A Duterte resigns
The resignation of Davao City Vice Mayor Paolo Duterte, which he himself announced on Christmas Day during a special session of the city council, came as a shock to the members of the council and to the public. He is, after all, the President’s eldest son, a two-term vice mayor who ran unopposed campaigns, a scion with a city-wide tough-guy reputation, a person accused by his father’s former aides of ordering extrajudicial killings, a local official who, summoned to the Senate on allegations of drug smuggling, received deferential treatment from some senators belonging to the administration coalition.
He cited largely personal reasons for resigning, including “the maligning of my reputation in the recent name-dropping incident in the Bureau of Customs’ smuggling case and the very public squabble with my daughter.” The Senate blue ribbon committee had seen fit to declare that it found no evidence linking him (or his brother-in-law) to the “shabu” (crystal meth) smuggling; it is only fair to state, however, that this clearing of his name seems premature, because the circumstances behind the smuggling have not been fully explained or investigated.

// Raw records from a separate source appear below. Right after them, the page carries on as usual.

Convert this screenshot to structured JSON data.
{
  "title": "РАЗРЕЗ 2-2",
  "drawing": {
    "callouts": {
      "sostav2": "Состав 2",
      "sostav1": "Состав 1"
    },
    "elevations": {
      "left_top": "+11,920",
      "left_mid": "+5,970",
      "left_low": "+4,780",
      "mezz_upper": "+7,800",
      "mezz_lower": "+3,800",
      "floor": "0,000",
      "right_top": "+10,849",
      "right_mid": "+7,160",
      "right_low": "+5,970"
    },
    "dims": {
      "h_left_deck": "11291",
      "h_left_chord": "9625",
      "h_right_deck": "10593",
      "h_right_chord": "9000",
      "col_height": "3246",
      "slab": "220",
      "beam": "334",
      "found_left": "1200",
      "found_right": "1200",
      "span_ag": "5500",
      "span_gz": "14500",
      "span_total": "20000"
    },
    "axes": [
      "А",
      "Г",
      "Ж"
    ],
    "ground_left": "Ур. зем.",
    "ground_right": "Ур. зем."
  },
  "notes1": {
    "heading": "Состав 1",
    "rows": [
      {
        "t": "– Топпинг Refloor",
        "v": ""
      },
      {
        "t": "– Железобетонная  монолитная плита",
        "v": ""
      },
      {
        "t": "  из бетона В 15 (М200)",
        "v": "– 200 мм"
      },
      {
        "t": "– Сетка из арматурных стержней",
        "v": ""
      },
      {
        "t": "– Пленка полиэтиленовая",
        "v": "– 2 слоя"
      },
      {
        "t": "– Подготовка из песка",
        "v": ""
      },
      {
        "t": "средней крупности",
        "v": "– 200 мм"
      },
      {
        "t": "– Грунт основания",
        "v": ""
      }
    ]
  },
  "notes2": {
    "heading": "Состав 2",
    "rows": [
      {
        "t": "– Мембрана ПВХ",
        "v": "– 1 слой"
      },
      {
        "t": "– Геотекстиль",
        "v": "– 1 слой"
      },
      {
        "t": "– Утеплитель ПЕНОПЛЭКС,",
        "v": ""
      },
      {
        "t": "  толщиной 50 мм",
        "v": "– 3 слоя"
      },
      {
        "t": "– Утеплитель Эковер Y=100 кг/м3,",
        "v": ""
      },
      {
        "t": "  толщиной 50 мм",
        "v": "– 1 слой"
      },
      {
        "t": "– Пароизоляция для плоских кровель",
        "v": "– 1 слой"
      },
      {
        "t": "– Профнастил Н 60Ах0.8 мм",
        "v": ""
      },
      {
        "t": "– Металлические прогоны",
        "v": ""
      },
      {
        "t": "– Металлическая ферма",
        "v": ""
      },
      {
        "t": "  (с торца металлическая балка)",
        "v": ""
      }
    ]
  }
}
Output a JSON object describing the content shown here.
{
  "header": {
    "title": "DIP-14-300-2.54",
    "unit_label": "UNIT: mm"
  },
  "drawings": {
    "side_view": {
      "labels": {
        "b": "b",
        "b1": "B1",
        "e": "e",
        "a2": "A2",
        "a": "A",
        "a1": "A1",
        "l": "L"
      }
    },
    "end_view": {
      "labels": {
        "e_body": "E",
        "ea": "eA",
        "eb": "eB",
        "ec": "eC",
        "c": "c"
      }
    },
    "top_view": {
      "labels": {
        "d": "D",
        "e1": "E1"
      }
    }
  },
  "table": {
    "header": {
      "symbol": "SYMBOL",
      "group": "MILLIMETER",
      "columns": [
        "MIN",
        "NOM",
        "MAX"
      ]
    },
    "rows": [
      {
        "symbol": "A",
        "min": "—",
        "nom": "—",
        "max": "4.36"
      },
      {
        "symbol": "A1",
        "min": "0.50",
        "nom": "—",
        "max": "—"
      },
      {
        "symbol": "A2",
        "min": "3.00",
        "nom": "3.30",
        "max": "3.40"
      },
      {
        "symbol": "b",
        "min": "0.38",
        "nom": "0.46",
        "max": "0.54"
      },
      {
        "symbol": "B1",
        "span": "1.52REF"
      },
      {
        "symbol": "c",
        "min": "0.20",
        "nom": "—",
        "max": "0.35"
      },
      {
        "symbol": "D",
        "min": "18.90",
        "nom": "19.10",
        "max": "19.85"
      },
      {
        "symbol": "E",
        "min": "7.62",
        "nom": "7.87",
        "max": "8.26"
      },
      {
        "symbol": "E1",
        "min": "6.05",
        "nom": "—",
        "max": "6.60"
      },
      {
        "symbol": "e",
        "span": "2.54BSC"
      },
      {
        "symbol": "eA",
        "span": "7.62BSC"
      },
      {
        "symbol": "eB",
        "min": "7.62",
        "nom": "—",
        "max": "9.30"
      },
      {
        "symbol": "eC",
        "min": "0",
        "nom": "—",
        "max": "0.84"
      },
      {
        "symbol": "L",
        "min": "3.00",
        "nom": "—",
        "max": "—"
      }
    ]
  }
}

But it is the “squabble” with his daughter
Isabelle that has hurt the vice mayor’s reputation the most, partly because he responded to her damaging social media posts with an ill-advised, ill-tempered social media post of his own, and partly because his own daughter suggested, through her posts, that he had caused physical harm to a young person.
She had written in Cebuano: “It’s not that if you have power, you can already hurt people. The one you’re touching is also human!!!! Not only human but a child!!!!”
No one can reasonably argue that resignation given these personal circumstances is not a sensible option. In the younger Duterte’s case, however, there are other considerations.
In terms of what the city itself needs, the resignation was ill-timed. President Duterte’s hometown is reeling from the shock of the fire that struck the NCCC Mall and claimed 37 lives, and from the devastation wrought by Tropical Storm “Vinta.” At a time when city government offices should follow an “all hands on deck” policy, the vice mayor’s resignation can only complicate the aftermath of the fire and the poststorm recovery efforts.
This is not to say that the younger Duterte, or indeed any public official, is indispensable, only that personnel changes in a time of crisis are highly inconvenient, and sometimes distract the attention of both the government and the public from the ongoing emergency. That is partly what happened when news of the resignation spread. The grim news about the call center agents trapped, unaccountably, in the mall and the continuing misery inflicted by the storm faded temporarily into the background. In a personality-oriented society like ours, the zooming in of the focus on Paolo Duterte rather than on the needs of the city or the names of the fire victims was
In terms of the issues already raised in public, the resignation is ill-conceived. The usual controversy chasers like the Volunteers Against Crime and Corruption will not follow up on Isabelle’s lead, because they are agents of partisanship rather than of justice, but other citizens’ groups might. If the harm caused to a child is a fabrication of his daughter’s imagination, then the vice mayor is owed that clarification. If it’s true, his resignation cannot be a bar to an investigation.
The same principle applies to the accusations, made under oath, by Edgar Matobato and former police officer Arturo Lascañas, about the younger Duterte ordering killings. His resignation cannot be considered as putting closure to the subject.
Under the law, the resignation of the vice mayor of a city like Davao needs the President’s green light. Until his father accepts his resignation, Paolo Duterte will be considered to have gone on leave.
But his resignation letter, which he had read aloud at the special session of the city council called to address the calamity that had struck the city, hinted that his departure from politics was only temporary: “I look forward to the day that I will be able to serve our country again.”